I was recently driving my son to work, and he started talking about baseball. I never mind talking about that topic, for sure. Especially now, when we may not be able to go to any live baseball for months. I can’t wait for that day.
He was looking back on his days as a youth baseball player — his favorite position was pitcher. In his first few years playing baseball, he was often the starting pitcher because he was able to throw strikes at an above-average frequency relative to his peers.
On this particular drive to work, he went on to describe the feeling of receiving a brand new baseball from the umpire at the beginning of the game. He was able to share in great detail what it felt like — the smoothness of the ball and the feeling of the laces on his fingers with his two-seam fastball grip — his go-to pitch. He went on to talk about the feeling of reset that comes with a brand new ballgame. Nothing else mattered in that moment — if the team won or lost the last game, or whether he struck out in the last game.
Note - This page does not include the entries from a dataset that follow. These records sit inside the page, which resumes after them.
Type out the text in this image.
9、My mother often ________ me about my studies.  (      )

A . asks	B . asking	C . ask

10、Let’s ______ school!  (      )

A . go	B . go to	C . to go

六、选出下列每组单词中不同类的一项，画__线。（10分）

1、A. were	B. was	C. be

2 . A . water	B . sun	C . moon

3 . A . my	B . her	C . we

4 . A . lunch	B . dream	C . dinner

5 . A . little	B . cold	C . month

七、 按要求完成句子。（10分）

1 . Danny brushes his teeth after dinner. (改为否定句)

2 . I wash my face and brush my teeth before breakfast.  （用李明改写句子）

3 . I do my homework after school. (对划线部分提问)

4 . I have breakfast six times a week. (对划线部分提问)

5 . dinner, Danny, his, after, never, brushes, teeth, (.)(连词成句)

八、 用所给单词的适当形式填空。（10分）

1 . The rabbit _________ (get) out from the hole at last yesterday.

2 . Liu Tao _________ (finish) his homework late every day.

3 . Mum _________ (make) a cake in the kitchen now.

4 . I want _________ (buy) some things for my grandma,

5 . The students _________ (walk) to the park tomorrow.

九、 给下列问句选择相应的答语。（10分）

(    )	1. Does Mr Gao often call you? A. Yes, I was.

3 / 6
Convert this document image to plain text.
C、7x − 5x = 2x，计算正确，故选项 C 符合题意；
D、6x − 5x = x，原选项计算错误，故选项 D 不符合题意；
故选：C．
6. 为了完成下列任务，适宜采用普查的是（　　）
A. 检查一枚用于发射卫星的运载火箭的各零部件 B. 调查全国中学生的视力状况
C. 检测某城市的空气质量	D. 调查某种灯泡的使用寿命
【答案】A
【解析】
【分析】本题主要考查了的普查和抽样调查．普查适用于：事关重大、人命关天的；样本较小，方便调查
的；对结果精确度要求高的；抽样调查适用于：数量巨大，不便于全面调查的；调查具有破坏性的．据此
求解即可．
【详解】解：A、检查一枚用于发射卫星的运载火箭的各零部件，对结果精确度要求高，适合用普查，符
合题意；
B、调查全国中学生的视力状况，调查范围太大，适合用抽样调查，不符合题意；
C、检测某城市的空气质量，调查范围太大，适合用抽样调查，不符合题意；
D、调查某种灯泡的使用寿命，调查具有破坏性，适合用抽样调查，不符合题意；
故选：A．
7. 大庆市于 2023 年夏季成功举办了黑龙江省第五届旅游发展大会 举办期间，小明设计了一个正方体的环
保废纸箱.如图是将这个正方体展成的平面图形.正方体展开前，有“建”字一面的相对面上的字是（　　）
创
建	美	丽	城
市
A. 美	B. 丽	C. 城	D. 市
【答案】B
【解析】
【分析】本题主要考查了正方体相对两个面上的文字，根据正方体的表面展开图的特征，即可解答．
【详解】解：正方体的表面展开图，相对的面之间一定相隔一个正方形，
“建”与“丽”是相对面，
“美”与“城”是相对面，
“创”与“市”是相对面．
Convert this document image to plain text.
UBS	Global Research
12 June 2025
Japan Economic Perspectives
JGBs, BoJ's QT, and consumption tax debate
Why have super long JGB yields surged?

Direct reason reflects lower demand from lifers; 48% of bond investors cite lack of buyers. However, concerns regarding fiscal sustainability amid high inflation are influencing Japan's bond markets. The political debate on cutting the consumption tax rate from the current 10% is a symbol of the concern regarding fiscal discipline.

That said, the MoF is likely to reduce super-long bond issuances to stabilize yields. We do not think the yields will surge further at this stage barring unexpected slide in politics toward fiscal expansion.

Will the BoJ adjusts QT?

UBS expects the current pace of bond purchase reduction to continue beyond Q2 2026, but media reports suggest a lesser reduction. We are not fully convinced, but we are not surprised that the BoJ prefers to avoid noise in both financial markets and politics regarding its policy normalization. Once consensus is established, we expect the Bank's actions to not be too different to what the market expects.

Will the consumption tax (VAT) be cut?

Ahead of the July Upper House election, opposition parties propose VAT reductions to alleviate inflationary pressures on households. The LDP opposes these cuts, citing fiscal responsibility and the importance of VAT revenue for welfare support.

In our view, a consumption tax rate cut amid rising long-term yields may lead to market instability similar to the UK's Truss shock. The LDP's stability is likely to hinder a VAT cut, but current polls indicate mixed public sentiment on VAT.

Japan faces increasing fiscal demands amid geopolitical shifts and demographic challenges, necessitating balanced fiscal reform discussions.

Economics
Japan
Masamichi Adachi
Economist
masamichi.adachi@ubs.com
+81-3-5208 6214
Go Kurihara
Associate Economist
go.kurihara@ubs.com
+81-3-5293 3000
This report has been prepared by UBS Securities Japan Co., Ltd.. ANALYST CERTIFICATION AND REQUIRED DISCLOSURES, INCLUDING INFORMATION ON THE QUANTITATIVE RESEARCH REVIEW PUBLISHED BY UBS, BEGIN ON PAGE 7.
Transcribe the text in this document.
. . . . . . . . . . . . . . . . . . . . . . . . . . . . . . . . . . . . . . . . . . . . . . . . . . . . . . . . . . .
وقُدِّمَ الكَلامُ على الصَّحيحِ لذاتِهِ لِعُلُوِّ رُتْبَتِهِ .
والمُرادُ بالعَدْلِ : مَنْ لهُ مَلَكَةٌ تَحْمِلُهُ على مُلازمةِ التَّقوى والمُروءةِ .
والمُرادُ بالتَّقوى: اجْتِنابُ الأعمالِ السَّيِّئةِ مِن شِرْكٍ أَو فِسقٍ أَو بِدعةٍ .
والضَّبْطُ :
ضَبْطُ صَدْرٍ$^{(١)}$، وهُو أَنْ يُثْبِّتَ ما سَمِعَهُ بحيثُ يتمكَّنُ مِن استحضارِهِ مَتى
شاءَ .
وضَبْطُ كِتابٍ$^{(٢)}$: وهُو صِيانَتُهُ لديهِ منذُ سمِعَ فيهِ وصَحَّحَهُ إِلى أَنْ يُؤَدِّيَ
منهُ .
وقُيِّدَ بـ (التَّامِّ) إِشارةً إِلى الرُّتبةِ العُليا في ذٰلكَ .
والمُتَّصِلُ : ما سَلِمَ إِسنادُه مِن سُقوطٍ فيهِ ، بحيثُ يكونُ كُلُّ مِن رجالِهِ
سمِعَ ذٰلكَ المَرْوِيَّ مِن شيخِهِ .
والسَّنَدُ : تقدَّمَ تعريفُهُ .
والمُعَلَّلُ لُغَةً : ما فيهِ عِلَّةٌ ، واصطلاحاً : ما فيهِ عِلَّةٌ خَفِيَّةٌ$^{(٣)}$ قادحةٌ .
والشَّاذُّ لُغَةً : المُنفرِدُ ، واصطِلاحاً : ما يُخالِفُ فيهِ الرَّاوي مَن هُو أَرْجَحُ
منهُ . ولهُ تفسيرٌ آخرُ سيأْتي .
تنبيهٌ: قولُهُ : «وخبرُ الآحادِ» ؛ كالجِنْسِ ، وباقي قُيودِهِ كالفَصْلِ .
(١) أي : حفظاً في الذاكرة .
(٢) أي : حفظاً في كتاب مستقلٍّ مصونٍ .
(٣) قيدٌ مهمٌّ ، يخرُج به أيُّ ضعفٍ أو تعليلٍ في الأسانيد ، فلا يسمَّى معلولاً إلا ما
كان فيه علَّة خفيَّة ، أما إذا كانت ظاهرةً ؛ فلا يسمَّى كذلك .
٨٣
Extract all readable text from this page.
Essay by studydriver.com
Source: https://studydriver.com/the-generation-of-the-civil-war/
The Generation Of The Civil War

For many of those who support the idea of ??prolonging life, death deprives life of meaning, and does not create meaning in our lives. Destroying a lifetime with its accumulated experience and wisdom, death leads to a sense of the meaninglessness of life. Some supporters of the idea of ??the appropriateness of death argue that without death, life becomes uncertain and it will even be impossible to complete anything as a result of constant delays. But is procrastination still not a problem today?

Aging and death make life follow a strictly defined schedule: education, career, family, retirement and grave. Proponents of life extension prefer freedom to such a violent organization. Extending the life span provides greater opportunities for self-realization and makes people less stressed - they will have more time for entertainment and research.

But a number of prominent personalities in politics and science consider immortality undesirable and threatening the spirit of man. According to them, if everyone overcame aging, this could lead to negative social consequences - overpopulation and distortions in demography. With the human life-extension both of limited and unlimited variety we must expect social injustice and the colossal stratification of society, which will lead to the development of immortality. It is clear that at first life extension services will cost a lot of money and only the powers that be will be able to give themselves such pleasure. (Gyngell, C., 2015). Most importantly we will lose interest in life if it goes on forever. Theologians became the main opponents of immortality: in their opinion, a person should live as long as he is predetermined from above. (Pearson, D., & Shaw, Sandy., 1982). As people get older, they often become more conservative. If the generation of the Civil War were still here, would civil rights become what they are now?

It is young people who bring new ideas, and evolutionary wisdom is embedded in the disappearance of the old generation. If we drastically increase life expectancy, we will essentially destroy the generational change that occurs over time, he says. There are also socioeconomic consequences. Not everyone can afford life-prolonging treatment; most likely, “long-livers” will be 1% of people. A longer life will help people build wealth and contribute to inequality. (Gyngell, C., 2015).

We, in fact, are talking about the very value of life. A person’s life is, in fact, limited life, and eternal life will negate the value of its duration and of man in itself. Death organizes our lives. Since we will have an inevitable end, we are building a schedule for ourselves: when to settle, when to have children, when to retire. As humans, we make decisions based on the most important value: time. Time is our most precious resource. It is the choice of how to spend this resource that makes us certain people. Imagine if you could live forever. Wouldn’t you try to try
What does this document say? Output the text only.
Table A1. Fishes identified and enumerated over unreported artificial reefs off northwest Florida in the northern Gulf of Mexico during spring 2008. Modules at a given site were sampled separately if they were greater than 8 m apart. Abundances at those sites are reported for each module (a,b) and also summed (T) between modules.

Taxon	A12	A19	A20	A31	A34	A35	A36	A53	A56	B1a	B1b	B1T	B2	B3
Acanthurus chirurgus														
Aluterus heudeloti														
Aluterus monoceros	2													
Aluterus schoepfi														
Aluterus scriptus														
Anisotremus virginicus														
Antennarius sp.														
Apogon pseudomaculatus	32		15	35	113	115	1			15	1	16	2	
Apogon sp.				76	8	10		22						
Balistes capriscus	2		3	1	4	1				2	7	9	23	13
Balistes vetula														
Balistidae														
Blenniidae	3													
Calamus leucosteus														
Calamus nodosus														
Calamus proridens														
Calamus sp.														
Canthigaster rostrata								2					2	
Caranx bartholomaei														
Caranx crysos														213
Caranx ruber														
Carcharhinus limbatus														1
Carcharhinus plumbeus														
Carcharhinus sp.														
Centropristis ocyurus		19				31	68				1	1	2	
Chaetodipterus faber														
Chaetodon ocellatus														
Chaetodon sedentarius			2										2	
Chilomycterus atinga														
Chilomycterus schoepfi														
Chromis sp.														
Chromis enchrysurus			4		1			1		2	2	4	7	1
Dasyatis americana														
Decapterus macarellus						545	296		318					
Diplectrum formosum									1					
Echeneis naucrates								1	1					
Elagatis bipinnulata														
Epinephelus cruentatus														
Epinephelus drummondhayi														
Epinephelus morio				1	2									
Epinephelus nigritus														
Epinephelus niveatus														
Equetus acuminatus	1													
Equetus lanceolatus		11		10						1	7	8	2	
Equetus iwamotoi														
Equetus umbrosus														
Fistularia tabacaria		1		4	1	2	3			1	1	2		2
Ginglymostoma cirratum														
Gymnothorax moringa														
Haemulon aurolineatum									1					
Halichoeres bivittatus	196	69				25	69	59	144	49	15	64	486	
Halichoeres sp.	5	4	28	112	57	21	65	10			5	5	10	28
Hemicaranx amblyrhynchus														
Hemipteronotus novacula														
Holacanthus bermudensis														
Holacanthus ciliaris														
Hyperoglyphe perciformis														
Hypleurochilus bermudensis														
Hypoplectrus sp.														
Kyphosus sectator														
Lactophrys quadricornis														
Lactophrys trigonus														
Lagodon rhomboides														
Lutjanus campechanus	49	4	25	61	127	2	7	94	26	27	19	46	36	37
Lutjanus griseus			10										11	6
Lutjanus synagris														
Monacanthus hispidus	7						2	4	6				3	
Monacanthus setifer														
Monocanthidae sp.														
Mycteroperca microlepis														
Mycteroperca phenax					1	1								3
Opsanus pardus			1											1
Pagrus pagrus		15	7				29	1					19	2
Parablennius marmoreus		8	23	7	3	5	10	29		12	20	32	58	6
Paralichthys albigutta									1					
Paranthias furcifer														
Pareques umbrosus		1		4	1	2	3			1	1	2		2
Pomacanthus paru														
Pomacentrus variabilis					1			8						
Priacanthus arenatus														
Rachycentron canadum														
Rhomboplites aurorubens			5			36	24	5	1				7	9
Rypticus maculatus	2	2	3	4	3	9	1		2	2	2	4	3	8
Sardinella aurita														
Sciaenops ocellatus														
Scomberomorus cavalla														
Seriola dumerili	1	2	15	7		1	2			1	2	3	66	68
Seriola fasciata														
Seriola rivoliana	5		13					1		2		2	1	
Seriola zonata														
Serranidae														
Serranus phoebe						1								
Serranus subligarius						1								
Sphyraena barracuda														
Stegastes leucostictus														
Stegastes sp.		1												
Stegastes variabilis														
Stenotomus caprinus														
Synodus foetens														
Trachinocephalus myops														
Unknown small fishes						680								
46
It was a new game, a new challenge, a new opportunity to feel optimism.
Agile Best Self Principle #10: Simplicity – focusing on what energizes your best self — is paramount.
This story my son shared is a very simple example of one way to build resilience, which can help us build our optimism skill. All things become new again. We put the past in the past and reconnect to something good. It could be a happy thought, or just a good cleansing breath. It’s similar to what we’re taught when we practice guided meditation — when we get distracted, just begin again. By beginning again, and again, and again we develop resiliency.
We all have days when we aren’t our best self, where we have a hard time feeling our own optimism. Hopefully when that happens, we can practice resiliency by lean on something simple and good, like the feeling my son has of a brand new baseball at the beginning of a game, to help us reset and begin again.